Stockholm (HedgeNordic) – In 2020, the five top-performing Nordic hedge funds all delivered gains of at least 50 percent for the 12 months ended December 31. In third place at the end of 2020 was Alcur Select, which posted a return of about 70 percent, almost 20 percentage points higher than its first-place finish for 2019. The long-biased small-cap-focused equity fund managed by a Stockholm-based team led by Wilhelm Gruvberg has delivered a cumulative return of over 170 percent since launching in May of 2018, corresponding to an annualized return of 45 percent.
“We are very pleased with the return for 2020,” Gruvberg comments on the fund’s performance for 2020. “We beat the 51.4 percent-return achieved in 2019, which looked rather unlikely to replicate back in March 2020,” he continues. “We are especially satisfied about how the fund performed during the turbulent months of February and March,” emphasizes Gruvberg.
“We beat the 51.4 percent-return achieved in 2019, which looked rather unlikely to replicate back in March 2020.”
Alcur Select, which seeks to maintain a net market exposure between 50 and 100 percent over a full economic cycle, lost a cumulative 9.0 percent during February and March. In contrast, the Carnegie Small Cap Index (CSX) fell by more than 25 percent during the two-month period. “Our fund’s outperformance in that period was good given the high net exposure the fund usually maintains,” Gruvberg points out.

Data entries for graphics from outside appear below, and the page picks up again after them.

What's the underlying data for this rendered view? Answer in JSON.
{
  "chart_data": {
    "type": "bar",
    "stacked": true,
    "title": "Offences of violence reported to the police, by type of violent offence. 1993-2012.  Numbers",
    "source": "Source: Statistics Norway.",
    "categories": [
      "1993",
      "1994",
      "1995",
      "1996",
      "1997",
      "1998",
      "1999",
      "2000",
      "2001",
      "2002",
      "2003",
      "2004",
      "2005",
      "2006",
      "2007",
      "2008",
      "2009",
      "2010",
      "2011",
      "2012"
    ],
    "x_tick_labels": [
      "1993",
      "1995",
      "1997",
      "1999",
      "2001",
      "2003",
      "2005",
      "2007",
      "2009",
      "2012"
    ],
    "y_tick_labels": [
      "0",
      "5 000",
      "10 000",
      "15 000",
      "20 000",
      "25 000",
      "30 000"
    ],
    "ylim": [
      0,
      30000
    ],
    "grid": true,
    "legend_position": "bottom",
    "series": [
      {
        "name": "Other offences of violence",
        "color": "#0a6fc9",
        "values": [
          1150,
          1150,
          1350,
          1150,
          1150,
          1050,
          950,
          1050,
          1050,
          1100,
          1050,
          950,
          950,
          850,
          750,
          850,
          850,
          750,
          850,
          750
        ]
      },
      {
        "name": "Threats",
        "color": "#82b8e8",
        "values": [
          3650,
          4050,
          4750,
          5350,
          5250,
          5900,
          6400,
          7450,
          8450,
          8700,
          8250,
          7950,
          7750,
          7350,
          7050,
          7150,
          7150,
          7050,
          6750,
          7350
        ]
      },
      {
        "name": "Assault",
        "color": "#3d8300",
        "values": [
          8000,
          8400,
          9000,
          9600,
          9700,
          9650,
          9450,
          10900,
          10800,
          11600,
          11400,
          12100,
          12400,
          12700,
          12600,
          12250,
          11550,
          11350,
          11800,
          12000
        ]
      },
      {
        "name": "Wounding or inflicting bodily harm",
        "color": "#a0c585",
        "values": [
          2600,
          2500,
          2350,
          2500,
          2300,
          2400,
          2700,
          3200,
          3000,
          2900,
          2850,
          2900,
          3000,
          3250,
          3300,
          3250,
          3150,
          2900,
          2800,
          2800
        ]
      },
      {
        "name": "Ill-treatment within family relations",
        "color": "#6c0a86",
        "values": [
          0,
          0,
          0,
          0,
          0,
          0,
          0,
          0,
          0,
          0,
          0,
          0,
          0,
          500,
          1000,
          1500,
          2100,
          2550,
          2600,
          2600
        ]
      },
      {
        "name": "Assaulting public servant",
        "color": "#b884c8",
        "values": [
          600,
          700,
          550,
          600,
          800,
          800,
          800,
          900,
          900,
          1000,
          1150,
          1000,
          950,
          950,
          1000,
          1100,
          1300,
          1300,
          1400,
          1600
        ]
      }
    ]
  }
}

“We are especially satisfied about how the fund performed during the turbulent months of February and March.”
Discussing stock selection and alpha generation, Gruvberg underlines the investment in Danish-listed Flügger Group, which designs and markets a wide assortment of decorative paints, wood stains, wallpaper and accessories. “We would like to highlight a true value case on Flügger that almost doubled during the year but still is one of the lowest valued companies in the Nordic space,” says Gruvberg. “This is even more obvious if you consider what PPG and Akso Nobel are currently willing to bid for Finnish peer Tikkurila.”
Closed to New Investors, Older Comrade, and Outlook
With its outstanding performance leading to strong levels of investor interest, Alcur Select approached and exceeded its asset size limit of SEK 2 billion set at inception. Consequently, Stockholm-based Alcur Fonder has decided to close the fund for the subscription of new units beyond 2020. “Alcur Select is closed to new capital, but we recently launched our new fund, Alcur Grow, where we concentrate our best long ideas,” says Gruvberg. “The fund is headed by Mikael Holm with support from the Alcur team.” Alcur Grow was launched at the beginning of 2021, seeking to maintain a portfolio that contains between 25 to 30 Nordic small- and medium-sized public companies.
“Alcur Select is closed to new capital, but we recently launched our new fund, Alcur Grow, where we concentrate our best long ideas.”
Alcur Fonder’s oldest fund, a lower-risk long/short absolute return fund launched in early 2007, recorded its best annual performance last since inception. Alcur gained 18.8 percent last year, having delivered an annualized return of 5.7 percent since January 2007. Alcur maintained an average net market exposure of 12 percent over the course of last year, which was in line with its historical average. According to the Alcur team, the fund’s strong performance partly stems from successfully capitalizing on several themes, “where we have owned many of the digitalization winners and avoided or shorted many losing sectors.”
“We still find value and decent risk-adjusted returns in forgotten segments and some hidden gems.”
Sharing his thoughts and outlook on the market environment, Gruvberg says that “some parts of the market are definitely reminiscing of historic bubbles and expected long-term returns in certain segments will definitely be lower near term.” He goes on to emphasize that “the market is chasing trends no matter the price nor valuation,” adding that “we have all seen the signs before.” Gruvberg acknowledges that “timing for a correction is as usual tricky to predict.” However, “we still find value and decent risk-adjusted returns in forgotten segments and some hidden gems.”